Large-Scale Multimedia Analysis

11775, Spring 2024

Instructors: Alex Hauptmann, Zhi-Qi Cheng

Home

People

Syllabus

Homeworks

Project

Lecture:

Date and Time: 17:00-18:20, Monday and Wednesday
Location: GHC-4102
Websites: Canvas Piazza

Course Description:

Can a robot watch "Youtube" to learn about the world? What makes us laugh? How to bake a cake? Why is Kim Kardashian famous?

Large-scale multi-media is an incomparable window into our world, with thousands of hours of data available on almost every aspect of our everyday life. The analysis of such data is a unique opportunity to perform deep multi-modal analysis that goes beyond image or video retrieval, speech to text, or other existing tasks. This is a 12-unit class or lab covering fundamentals of large-scale computer vision, audio and speech processing, multi-media files and streaming, multi-modal signal processing, video retrieval, semantics, and text (possibly also: speech, music) generation.

Target Audience/ Prerequisites:

This is a graduate course primarily for students in LTI, HCII, CSD, Robotics, ECE; others, for example undergraduate students in CS, by prior permission of the instructor(s). Strong implementation skills, experience on working with large data sets, and familiarity with some (not all) of the above fields (e.g. 11-611, 11-711, 11-751, 11-755, 11-792, 16-720, or equivalent), will be helpful.

Learning Objectives:

Instructors will give an overview of relevant recent work and benchmarking efforts (Trecvid, Mediaeval, etc.). Students will work on research projects to explore these ideas and learn to perform multi-modal retrieval, summarization and inference on large amounts of "Youtube"-style data. The experimental environment for the practical part of the course will be given to students in the form of Virtual Machines.

Course Outcomes:

Students who successfully complete the course should be able to at the minimum understand all aspects of a state-of-the art multi-media search system. They will understand the fundamental algorithms of information retrieval, speech recognition and audio processing, image and video processing, and understand the complexities of handling large amounts of heterogeneous multi-media data. They will have in-depth and hands-on experience with some of the algorithms involved in processing (recognition and/ or synthesis) any of these modalities and/or with multi-modal fusion. They should be able to apply that knowledge to other domains and/ or data on their own.

Grading:

The overall grade will be determined as follows:

Assignments (30%)
Term Project (70%)

It is typically possible to audit the class, if helpful.

Deadlines and Lateness:

Homework (assignments and exercises) and term project results are worth full credit at the beginning of the class on the due date. Unless granted an extension in advance, it is worth at most 75% credit for the next 48 hours, at most 50% credit after that. If you need an extension, please ask for it as soon as the need for it is known. Extensions that are requested promptly can be granted more liberally. You must turn in all assignments.

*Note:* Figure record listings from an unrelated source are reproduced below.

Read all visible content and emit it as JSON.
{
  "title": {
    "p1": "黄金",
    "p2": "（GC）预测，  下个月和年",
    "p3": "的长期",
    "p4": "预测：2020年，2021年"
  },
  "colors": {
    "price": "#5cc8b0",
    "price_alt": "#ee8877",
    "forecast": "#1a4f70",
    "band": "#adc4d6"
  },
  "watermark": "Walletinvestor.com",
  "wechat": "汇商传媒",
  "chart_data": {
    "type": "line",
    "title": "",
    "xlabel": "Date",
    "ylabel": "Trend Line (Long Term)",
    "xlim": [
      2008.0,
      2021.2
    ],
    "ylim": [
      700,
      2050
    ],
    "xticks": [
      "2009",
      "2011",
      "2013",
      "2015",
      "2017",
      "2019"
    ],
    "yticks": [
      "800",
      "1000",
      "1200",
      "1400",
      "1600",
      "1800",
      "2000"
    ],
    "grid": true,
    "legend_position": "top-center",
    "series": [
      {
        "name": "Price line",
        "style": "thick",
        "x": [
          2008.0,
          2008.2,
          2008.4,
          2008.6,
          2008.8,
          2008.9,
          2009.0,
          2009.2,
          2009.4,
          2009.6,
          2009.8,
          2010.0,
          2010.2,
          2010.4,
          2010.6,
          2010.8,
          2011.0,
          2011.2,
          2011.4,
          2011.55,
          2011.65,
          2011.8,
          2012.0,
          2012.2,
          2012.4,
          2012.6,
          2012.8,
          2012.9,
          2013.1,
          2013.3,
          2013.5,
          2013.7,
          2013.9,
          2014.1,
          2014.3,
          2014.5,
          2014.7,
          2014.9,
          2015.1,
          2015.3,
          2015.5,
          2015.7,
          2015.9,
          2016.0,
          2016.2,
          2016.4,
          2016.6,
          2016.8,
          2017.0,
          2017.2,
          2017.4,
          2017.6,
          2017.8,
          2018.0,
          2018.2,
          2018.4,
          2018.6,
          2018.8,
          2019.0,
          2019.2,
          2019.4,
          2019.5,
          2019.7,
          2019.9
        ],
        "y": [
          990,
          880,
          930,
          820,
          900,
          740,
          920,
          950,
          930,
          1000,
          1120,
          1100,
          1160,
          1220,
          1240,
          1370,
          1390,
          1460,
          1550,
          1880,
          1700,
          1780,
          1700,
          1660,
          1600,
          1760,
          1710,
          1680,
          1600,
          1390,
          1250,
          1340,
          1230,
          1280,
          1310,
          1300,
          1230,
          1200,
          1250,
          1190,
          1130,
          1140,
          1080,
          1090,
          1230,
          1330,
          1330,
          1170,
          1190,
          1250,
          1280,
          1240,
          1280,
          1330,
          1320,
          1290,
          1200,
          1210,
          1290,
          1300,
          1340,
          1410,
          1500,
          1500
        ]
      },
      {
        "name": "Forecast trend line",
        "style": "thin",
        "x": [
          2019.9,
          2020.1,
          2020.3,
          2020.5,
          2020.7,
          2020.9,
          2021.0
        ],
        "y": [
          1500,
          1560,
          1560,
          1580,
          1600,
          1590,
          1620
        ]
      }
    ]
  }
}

Collaboration among Students:

We encourage collaboration between students and studying materials in groups when the purpose of this is to facilitate learning, not to circumvent problems. It is allowed to seek help from other students in understanding the material needed to solve a particular problem. However, students must submit individual material and solutions, unless otherwise specified. Students should declare any collaboration on the first page of homework assignments (or equivalently on exercises). If the instructors believe the collaboration is improper, your grade may be affected. Collaboration without full disclosure will be handled in compliance with CMU's Policy on Cheating and Plagiarism. If in doubt, ask!